EU Court: Web browsing is not copyright infringement
Glad you're still with us, European Daily Dot readers.
Yes, apparently it was touch and go there for a while, as European courts weighed whether or not the thing you're doing right now—reading a news article on the Internet—counted as copyright infringement.
On Thursday, the Court of Justice of the European Union (CJEU) decided to toss out a case brought by the Newspaper Licensing Agency (NLA), which claimed that a foundational technological element of Web browsing was enabling a breach of copyright law.
The court declared that "on-screen copies and the cached copies made by an end-user in the course of viewing a website satisfy" exemptions to copyright protection outlined in the EU Copyright Directive.
The ruling concludes a four-year legal battle brought by NLA against the Public Relations Consultants Association. The PRCA uses a media-monitoring firm to keep tabs on clients' press mentions in papers licensed by the NLA. And although the PRCA already pays a fee to reproduce those articles, the NLA felt that the cost of licensing should go up to reflect the temporary copies made on readers computers.
The NLA was never attempting to go after everyday readers. But as PC World's Loek Essers pointed out, "as the legal strategy was formulated, that ended up being the possible consequence."
The PRCA was not afraid to play up this potential consequence as it mounted its defense. On Thursday, PRCA Director General Francis Ingham praised the ruling as a victory for all EU citizens.
“We are utterly delighted that the CJEU has accepted all of our arguments against the NLA, which represents eight national newspapers," Ingham said.
The Court of Justice, like the Supreme Court before them, understands that the NLA’s attempts to charge for reading online content do not just affect the PR world, but the fundamental rights of all EU citizens to browse the Internet. This is a huge step in the right direction for the courts as they seek ways to deal with the thorny issues of Internet use and copyright law.
However, NLA Managing Director David Pugh told the Guardian that his agency's claims were twisted by the PRCA to create public resentment. He said the NLA's claim was much narrower than it was made out.

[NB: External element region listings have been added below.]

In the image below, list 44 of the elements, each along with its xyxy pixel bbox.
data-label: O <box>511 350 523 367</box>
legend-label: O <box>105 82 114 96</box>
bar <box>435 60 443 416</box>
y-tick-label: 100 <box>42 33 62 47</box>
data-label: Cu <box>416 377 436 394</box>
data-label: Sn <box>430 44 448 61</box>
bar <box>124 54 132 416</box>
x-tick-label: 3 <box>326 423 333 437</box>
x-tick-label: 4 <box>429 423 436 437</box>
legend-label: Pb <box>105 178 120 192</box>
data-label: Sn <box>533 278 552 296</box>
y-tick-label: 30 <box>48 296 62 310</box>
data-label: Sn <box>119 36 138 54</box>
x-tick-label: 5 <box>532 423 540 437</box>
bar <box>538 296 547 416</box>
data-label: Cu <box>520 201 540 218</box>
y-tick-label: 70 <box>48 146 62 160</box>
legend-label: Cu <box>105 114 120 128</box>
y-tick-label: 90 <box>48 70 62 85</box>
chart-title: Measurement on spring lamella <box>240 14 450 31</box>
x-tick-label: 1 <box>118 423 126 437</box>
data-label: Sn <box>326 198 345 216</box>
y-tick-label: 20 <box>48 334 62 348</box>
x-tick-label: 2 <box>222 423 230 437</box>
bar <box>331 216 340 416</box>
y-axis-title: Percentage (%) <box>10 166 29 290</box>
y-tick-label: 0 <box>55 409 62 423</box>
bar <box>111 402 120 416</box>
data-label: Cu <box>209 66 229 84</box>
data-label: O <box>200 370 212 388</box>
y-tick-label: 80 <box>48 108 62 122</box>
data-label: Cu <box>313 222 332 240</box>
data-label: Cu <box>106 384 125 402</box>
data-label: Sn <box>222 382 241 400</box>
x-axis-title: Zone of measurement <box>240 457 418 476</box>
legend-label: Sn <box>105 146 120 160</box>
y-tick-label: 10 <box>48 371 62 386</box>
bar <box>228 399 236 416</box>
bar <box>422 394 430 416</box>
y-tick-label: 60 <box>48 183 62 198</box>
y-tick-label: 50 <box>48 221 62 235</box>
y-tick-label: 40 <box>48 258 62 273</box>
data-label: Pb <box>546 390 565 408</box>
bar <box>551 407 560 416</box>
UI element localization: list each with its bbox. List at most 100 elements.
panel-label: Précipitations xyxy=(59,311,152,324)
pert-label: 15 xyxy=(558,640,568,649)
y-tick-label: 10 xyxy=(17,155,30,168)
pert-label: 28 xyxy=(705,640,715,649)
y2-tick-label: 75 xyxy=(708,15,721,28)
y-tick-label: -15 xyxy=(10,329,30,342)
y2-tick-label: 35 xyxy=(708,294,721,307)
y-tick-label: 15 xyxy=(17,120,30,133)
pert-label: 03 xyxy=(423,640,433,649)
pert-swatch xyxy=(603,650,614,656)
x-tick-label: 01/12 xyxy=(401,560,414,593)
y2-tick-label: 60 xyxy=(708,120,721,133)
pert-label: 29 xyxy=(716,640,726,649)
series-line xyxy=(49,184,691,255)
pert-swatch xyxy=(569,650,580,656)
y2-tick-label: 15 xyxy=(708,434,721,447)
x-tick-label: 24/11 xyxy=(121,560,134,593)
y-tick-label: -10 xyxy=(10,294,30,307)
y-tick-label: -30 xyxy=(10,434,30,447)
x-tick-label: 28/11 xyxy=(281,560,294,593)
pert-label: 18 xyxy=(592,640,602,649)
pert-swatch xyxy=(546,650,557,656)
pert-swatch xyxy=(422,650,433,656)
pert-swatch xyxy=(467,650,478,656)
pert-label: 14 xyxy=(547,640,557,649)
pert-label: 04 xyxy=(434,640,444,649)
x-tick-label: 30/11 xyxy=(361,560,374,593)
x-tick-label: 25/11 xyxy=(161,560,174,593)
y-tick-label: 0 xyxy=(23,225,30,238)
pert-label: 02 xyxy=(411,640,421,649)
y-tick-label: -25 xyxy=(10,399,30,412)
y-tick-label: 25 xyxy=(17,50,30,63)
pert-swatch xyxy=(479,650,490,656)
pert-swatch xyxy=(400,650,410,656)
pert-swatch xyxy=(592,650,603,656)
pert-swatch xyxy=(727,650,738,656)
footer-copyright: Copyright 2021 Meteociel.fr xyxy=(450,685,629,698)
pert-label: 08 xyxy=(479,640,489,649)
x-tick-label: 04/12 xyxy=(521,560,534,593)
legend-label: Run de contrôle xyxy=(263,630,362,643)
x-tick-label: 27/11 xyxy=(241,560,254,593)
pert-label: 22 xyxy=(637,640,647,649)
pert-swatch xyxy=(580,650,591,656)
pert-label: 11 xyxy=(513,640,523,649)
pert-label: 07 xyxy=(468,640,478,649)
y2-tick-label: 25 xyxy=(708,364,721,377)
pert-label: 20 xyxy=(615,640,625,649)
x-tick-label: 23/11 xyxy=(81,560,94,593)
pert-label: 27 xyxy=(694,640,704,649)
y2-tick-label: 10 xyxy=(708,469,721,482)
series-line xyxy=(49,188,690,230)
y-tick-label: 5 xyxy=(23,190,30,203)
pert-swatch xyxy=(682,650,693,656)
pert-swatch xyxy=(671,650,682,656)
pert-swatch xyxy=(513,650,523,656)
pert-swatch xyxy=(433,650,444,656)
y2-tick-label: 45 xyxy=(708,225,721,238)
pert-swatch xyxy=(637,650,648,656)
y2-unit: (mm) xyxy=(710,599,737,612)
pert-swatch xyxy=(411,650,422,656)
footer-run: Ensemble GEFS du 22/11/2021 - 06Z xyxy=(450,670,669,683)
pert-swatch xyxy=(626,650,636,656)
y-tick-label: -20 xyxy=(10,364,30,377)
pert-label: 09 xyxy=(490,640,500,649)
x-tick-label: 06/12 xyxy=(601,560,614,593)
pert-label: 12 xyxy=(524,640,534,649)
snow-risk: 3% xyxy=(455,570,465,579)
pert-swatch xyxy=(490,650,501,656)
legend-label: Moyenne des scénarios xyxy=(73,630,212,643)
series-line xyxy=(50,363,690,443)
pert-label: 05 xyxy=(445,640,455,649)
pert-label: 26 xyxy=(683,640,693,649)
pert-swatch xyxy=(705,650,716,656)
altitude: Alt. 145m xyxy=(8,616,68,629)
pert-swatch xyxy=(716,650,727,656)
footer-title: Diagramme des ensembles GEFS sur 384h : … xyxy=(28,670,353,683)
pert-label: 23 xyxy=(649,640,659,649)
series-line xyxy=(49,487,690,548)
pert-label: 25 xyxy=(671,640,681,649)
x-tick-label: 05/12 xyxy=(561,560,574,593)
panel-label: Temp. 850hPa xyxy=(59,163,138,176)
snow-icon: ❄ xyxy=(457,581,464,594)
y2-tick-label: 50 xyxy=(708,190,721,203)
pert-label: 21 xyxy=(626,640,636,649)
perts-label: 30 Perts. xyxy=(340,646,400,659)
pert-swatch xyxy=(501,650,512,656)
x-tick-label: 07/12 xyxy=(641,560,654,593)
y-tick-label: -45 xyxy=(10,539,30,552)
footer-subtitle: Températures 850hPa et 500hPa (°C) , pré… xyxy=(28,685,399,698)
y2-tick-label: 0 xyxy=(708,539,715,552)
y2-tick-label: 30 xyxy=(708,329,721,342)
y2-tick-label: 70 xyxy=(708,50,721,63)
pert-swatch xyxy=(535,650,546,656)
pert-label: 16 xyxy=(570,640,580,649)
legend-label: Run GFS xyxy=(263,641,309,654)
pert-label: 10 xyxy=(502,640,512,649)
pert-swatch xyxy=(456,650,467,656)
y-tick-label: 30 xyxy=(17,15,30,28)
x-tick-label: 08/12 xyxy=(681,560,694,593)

"In our view, [the temporary copying] exception is designed to protect ISPs and telecoms companies when they're transmitting data from A to B in networks," Pugh said. "The PR spin put on this case was that if our ruling was allowed to stand then users of the Internet would be criminalized for using a browser, but that's never been what it's about."
This is the second major cyber ruling from the CJEU in less than a month. Back in May, the same court ruled in favor of the so-called "right to be forgotten." The court said Google and other search engines must act upon user requests to delete "inadequate" and "irrelevant" personal information. Since the ruling, Google has been swamped with removal requests.